237: Construction workers held to be employees, not self-employed
In Harris and Kearny v Excel Brickworks Ltd, the Employment Tribunal has ruled that two construction labourers who had signed self-employment contracts were in fact employees.
Mr Harris had worked for Excel Brickworks Ltd as a site foreman for 17 years and Mr Kearny as a bricklayer for less than one year. They had both been required to sign Excel’s standard operative contracts which referred to them as self-employed contractors providing services. Mr Harris and Mr Kearny were subsequently both dismissed without notice and brought claims in the Employment Tribunal. A preliminary hearing was held to decide their employment status.
According to Excel that the claimants were self-employed, relying on the contract for services they had both signed. The contract stated that they could do whatever work they wished, refuse any offers of work, choose their hours and method of work, leave a site without permission, and send a substitute with similar experience and qualifications to carry out their work. The claimants were never paid sick pay or holiday pay and paid national insurance on a self-employed basis. They also occasionally took on other work.
The Employment Tribunal rejected Excels’s arguments, ruling that the contract did not reflect the practical reality of the working relationship. Having looked at all the facts, the Tribunal concluded that there was an employer / employee relationship between Excel and the claimants. For example, although the contract provided for a right of substitution, this was unworkable in practice due to site security and health and safety requirements. The right to provide a substitute had never been used and in reality would not have been acceptable to Excel. Excel also exercised a significant degree of control over when and how the claimants worked, and the Tribunal found that Mr Harris was integrated into its operations. Both claimants were part of a core group of workers who, in practice, could not turn down a job.
The Tribunal acknowledged that some factors pointed away from an employment relationship, including the wording of the contract, the claimants’ self-employment status for tax purposes, and the fact that they both undertook some work at weekends on their own account.

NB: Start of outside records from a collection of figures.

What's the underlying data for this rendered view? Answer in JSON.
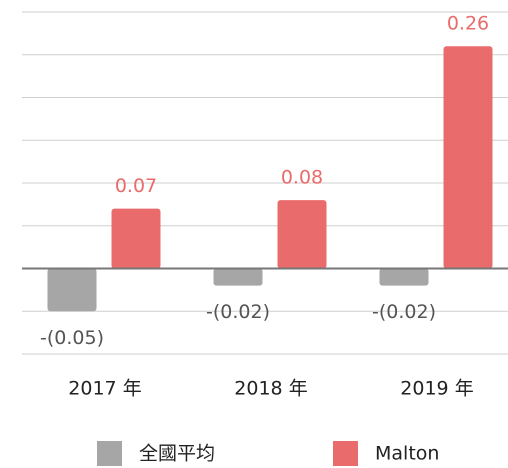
{
  "chart_data": {
    "type": "bar",
    "categories": [
      "2017 年",
      "2018 年",
      "2019 年"
    ],
    "series": [
      {
        "name": "全國平均",
        "color": "#a6a6a6",
        "values": [
          -0.05,
          -0.02,
          -0.02
        ],
        "value_labels": [
          "-(0.05)",
          "-(0.02)",
          "-(0.02)"
        ]
      },
      {
        "name": "Malton",
        "color": "#e96b6b",
        "values": [
          0.07,
          0.08,
          0.26
        ]
      }
    ],
    "ylim": [
      -0.1,
      0.3
    ],
    "yticks": [
      -0.1,
      -0.05,
      0,
      0.05,
      0.1,
      0.15,
      0.2,
      0.25,
      0.3
    ],
    "grid": true
  }
}
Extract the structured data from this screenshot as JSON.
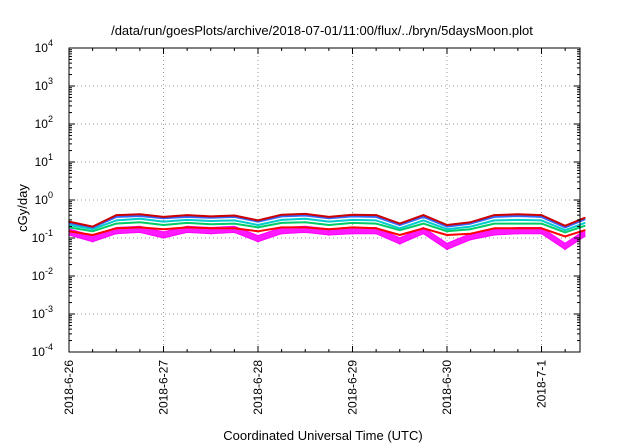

However, the factors pointing towards an employment relationship far outweighed these factors.
This decision has potential implications for the construction industry as a whole, although it is only a first instance decision and is likely to be appealed by Excel. It is a reminder that Tribunals will look behind the written terms and the label given by the parties to their employment status in order to establish the factual reality. Particularly with the extension of IR35 to the private sector in April 2021, it is vital that employers review the status of all workers as soon as possible and check that written agreements reflect the practical reality of working arrangements. To do so will prevent further costs down the line if a worker applies to the Tribunal to achieve employment rights.